Today marks the start of the three-day 2023 Annual Meeting of The Menopause Society of North America.
That means a whole bunch of hot menopause research has been dropping this week and the embargo is lifted… now! It will be interesting to see what mainstream media in North America does with some of this research. I’ll touch on that aspect in my free newsletter this weekend.
I’ve only got access to the previews, but here are some things I found compelling, and why.
Hot flashes are not just hot flashes
One of the studies to be presented this week is the first of its kind to physiologically measure whether hot flashes are connected to systemic inflammation.
And they are.
Looking at 276 women with hot flashes revealed an association with higher levels of C-reactive protein, an important inflammatory marker, even after adjusting for a range of other mitigating factors. (The women are part of the wider National Institutes of Health-funded MsHeart study being conducted at the University of Pittsburgh’s Women's Biobehavioral Health Laboratory.)
Previous research has also found this association, but it’s all been based on less-accurate, subjective self-reporting.
If you are asking yourself how they can just be studying this now, you are not alone.

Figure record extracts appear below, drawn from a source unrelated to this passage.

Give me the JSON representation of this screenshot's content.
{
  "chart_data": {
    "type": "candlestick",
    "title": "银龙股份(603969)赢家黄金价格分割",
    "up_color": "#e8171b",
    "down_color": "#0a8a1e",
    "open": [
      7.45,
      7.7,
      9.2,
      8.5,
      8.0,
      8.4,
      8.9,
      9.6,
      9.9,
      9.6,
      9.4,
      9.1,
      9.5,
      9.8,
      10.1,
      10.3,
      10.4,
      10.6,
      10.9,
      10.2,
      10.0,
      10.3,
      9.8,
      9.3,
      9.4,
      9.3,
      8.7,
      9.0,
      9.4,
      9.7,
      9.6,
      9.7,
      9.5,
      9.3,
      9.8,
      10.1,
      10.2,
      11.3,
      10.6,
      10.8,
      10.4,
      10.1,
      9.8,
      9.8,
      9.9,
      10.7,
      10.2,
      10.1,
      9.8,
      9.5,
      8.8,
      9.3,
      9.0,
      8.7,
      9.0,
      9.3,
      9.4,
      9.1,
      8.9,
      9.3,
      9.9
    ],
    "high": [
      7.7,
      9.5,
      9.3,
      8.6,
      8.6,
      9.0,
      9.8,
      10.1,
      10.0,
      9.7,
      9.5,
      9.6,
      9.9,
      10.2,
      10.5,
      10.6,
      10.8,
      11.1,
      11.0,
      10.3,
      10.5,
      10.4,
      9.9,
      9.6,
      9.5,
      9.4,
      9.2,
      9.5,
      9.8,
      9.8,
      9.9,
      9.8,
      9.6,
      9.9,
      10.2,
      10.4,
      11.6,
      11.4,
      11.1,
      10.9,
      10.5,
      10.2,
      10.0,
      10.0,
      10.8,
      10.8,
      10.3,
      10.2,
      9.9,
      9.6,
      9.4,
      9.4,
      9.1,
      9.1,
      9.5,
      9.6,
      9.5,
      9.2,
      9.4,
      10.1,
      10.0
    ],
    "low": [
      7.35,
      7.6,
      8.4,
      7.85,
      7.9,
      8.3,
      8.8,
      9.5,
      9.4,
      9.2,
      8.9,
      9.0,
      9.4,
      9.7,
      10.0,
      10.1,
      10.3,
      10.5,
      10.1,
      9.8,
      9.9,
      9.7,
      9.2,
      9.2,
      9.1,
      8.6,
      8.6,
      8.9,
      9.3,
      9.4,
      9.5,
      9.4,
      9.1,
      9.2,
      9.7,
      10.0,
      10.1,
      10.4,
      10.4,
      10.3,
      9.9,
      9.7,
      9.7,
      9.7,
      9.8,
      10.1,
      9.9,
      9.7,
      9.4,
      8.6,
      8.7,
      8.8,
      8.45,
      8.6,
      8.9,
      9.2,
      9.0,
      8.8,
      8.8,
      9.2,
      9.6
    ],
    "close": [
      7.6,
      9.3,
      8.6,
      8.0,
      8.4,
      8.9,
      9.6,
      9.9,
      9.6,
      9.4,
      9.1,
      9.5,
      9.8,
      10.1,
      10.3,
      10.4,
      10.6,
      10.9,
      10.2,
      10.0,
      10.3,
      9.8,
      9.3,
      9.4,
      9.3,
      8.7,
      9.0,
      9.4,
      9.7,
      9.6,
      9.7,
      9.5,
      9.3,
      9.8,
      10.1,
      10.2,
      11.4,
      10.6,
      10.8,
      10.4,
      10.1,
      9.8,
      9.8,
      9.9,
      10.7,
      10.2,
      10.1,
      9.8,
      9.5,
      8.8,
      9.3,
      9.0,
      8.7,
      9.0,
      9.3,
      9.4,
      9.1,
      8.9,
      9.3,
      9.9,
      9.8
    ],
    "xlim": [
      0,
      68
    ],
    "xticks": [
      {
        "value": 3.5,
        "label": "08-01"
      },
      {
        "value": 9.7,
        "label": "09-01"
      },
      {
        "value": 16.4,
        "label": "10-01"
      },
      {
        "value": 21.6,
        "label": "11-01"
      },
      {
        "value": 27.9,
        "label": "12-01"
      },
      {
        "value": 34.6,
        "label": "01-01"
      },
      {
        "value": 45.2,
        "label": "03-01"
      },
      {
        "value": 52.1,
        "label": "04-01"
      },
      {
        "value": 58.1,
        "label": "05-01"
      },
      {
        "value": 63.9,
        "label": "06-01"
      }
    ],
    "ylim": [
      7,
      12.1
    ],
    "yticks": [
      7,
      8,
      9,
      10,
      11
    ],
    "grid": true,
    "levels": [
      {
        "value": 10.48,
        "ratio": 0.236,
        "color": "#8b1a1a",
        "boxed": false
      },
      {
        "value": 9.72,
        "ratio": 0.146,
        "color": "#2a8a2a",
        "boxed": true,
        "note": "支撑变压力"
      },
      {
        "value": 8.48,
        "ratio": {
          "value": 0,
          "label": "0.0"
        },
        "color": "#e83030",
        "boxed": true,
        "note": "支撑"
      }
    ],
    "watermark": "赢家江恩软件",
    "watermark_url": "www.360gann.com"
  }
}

And just to show you the snail’s pace science moves at, and sometimes must move at to establish important foundations, this technology has been around for decades. It’s called sternal skin conductance, and it involves attaching electrodes to the sternum. It has been the subject of dozens of studies since 2002, but they first focused on assessing its effectiveness as a measurement for hot flashes, then moved on to comparing how those objective results stacked up to self-reporting.
Now we are getting to the interesting stuff.